Checking File integrity with Cloud Files, post upload file

So, as you may already be aware, I am working on a lightweight backup script called obscene redundancy’. An redundant backup software capable of 18 replicas of data to Rackspace Cloud Files API service. It’s so redundant… it’s obscene redundancy.

For more details visit the project URL:
https://github.com/aziouk/obsceneredundancy/

Today, I was discussing with my colleague, that it was all very well uploading your tar to cloud files, but, wouldn’t you really like to know if the file you uploaded is completely identical number of bits, and order? Enter, Cloud Files ‘HEAD’and Etag. Our MD5 friend.

What I did to improve the obscene redundancy script was quite simple here:

# We define a variable that takes the 'Etag' (MD5Sum) value for the cloud files archive
cfmd5sum=$(swiftly --conf swiftly-configs/swiftly-${SHORT_REGION,,}.conf head
"${BACKUP_DEST}/${FILE}" | grep -i Etag | awk '{print $2}')

# We Define a variable that generates an 'MD5Sum' for the local file archive
localmd5sum=$(md5sum "$BACKUP_DIR"/"$FILE")

echo "Checking Data integrity of Cloud Files upload to $REGION"
echo "Cloud Files Archive MD5:  $cfmd5sum  ....... Local File Archive MD5: $localmd5sum"

# If these values
if [[ "$cfmd5sum" -ne "$localmd5sum" ]];
then
echo "VALUES NOT EQUAL"
echo "$REGION CRC OK..."
else
echo "VALEUS EQUAL
echo "$REGION CRC missing, in error, or NOT OK..."
fi

After all this I found that the script wasn’t working properly… so I did some debugging about this to check, at least, first of all , the length of each variable.

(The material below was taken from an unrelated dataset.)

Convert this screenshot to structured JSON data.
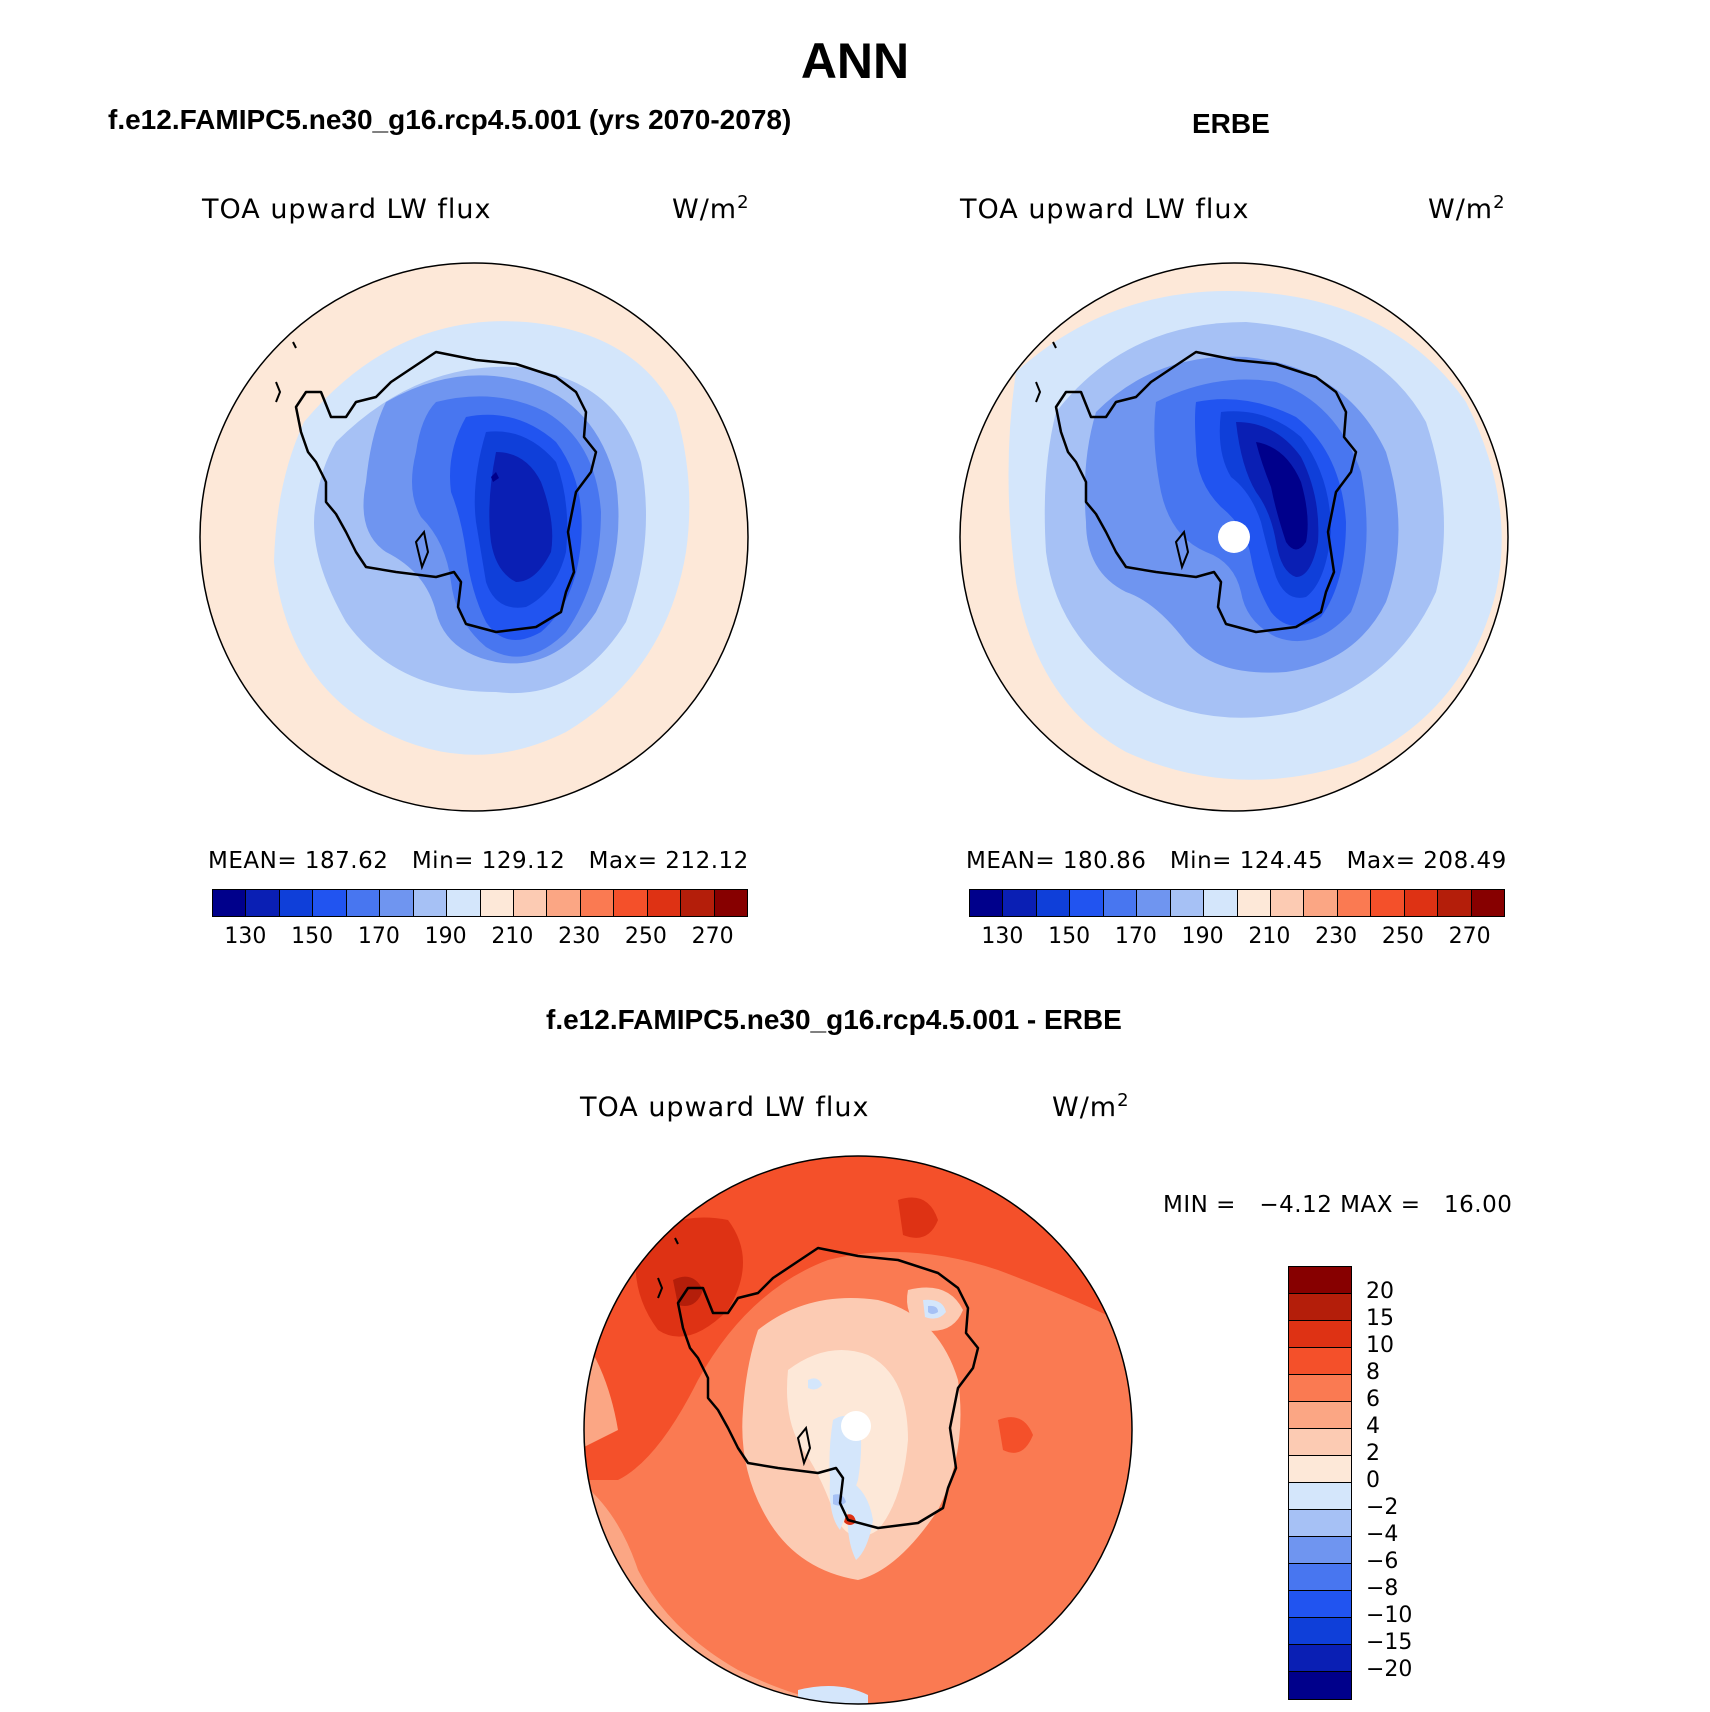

   if [[ "$cfmd5sum" == "$localmd5sum" ]]; then
                        echo "VALUES EQUAL, (local md5sum length given first)"
                        echo "$localmd5sum"| wc -L
                        echo "$cfmd5sum"| wc -L


                        echo "$REGION CRC OK..."
                else
                        echo "VALUES NOT EQUAL"
                        echo "$localmd5sum"|wc -L
                        echo "$cfmd5sum"|wc -L
                        echo "$REGION CRC missing, in error, or NOT OK..."
                fi

The output shown me that the variable length was different. At this stage I’ve no idea why, but will add updates here. I’m going to commit this to obsceneredundancy because proof of concept is working and valid, as shown by the output of the script. (i.e. the method is fine, it’s just the way the string is compared in the if, statement, I suspect it is to do with special character or \n characters as I had before. So, when I made this addition to the multi-dc-backup.sh script.. the output now looks like:

Creating Container in LON for obsceneredundancy

LON: Backing up ...
Source: /var/www/ ---> Dest: cloudfiles://LON/obsceneredundancy/varwww-2016-07-06-6bd657e9-d268-4883-9f40-3859f690aadb.tar.gz

Checking Data integrity of Cloud Files upload to BACKUP_TO_LON
Cloud Files Archive MD5:  65147eb66f8bbeff03a229570b0a1be7  ....... Local File Archive MD5: 65147eb66f8bbeff03a229570b0a1be7  /var/backup/varwww-2016-07-06-6bd657e9-d268-4883-9f40-3859f690aadb.tar.gz
VALUES NOT EQUAL
107
32
BACKUP_TO_LON CRC missing, in error, or NOT OK...
lon: COMPLETED OK 15504796/15504796
ORD: Not backing up ...



Creating Container in IAD for obsceneredundancy

IAD: Backing up ...
Source: /var/www/ ---> Dest: cloudfiles://IAD/obsceneredundancy/varwww-2016-07-06-6bd657e9-d268-4883-9f40-3859f690aadb.tar.gz

Checking Data integrity of Cloud Files upload to BACKUP_TO_IAD
Cloud Files Archive MD5:  65147eb66f8bbeff03a229570b0a1be7  ....... Local File Archive MD5: 65147eb66f8bbeff03a229570b0a1be7  /var/backup/varwww-2016-07-06-6bd657e9-d268-4883-9f40-3859f690aadb.tar.gz
VALUES NOT EQUAL
107
32
BACKUP_TO_IAD CRC missing, in error, or NOT OK...
iad: COMPLETED OK 15504796/15504796
DFW: Not backing up ...

As we can see the 107 (localmd5size) and the 32 (cloudfilesmd5size) are different! I’ve no idea why, since when echoing the variables they look the same. I suspect gremlins and Trolls. A fresh head tomorrow will probably solve this in a few minutes!

Cheers &
Best wishes,
Adam

Obscene Redundancy utilizing Rackspace Cloud Files

So, you may have noticed over the past weeks and months I have been a little bit quieter about the articles I have been writing. Mainly because I’ve been working on a new github project, which, although simple, and lightweight is actually really rather outrageously powerful.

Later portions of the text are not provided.